ANS: Refused to answer
How do you reconcile your statement that 40% of the population had previously undiagnosed high blood pressure or high cholesterol with your other statement that “the total number of prescription scripts [sic] filled within the Wellness Plan reduced [sic] 3% last year,” despite your reducing or waiving the copays? Shouldn’t prescriptions have gone up, if indeed 40% more people were at risk?
ANS: Refused to answer
How can you attribute the 3% reduction in prescriptions to “improved lifestyles” with the fact that your own graph shows only 161 people improved their lifestyles enough to reduce a risk factor?
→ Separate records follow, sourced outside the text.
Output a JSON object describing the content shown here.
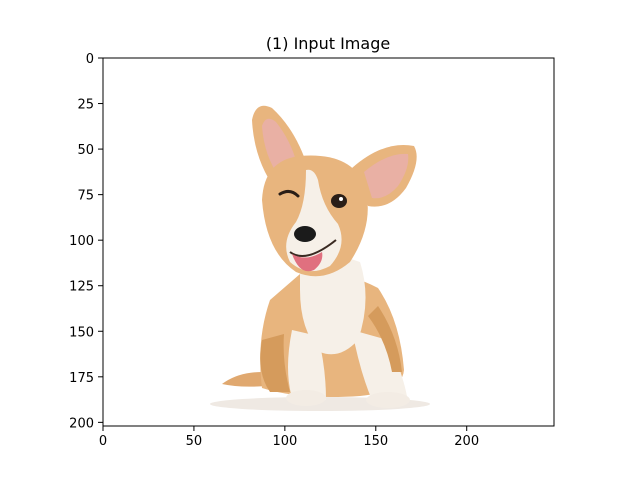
{
  "title": "(1) Input Image",
  "axes": {
    "x_ticks": [
      0,
      50,
      100,
      150,
      200
    ],
    "y_ticks": [
      0,
      25,
      50,
      75,
      100,
      125,
      150,
      175,
      200
    ],
    "x_range": [
      0,
      248
    ],
    "y_range": [
      0,
      202
    ]
  },
  "image": {
    "subject": "dog-photo",
    "colors": {
      "fur": "#e8b57e",
      "fur_dark": "#d59b5c",
      "white_fur": "#f6f0e8",
      "ear_inner": "#e9b0a4",
      "nose": "#1b1b1b",
      "tongue": "#e0707f"
    }
  }
}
What happened to the thousands who were diagnosed but were neither medicated nor improved their lifestyles?
ANS: Refused to answer
How do you reconcile that same finding – that 40% had high blood pressure or cholesterol — with that same graph, showing that almost three-quarters of the population was low-risk?
ANS: Refused to answer
How do you reconcile the brochure’s claim that the “majority of employees touted how the program has improved their lives” with the brochure’s own admission that only a minority of employees (42%) even bothered to be screened once and only 25% twice despite the four-figure financial incentive?
ANS: Refused to answer
Follow-up response
Not-for-attribution response received August 1, stating that the reason the Committee let them keep their award was not because were a sponsor but rather because they did not make the life-saving claim on their application. (They did make all the other invalid claims.) Because they didn’t make the claim on the application, they are not in violation of the Committee’s ethical standards by making it in other venues.
Our reaction:
So it is OK if a ballplayer admits using steroids as long as he didn’t happen to test positive?
Follow-Up Response
September 2014: Nebraska listed as a “best practice program” by Ron Goetzel
Our Reaction:
Doesn’t this listing contradict your initial excuse — that you forgot to ask them about whether they made up their cancer statistics during your due diligence — because now you know about that lie and all the other lies in their outcomes measurement…and yet you still call them a best-practice program?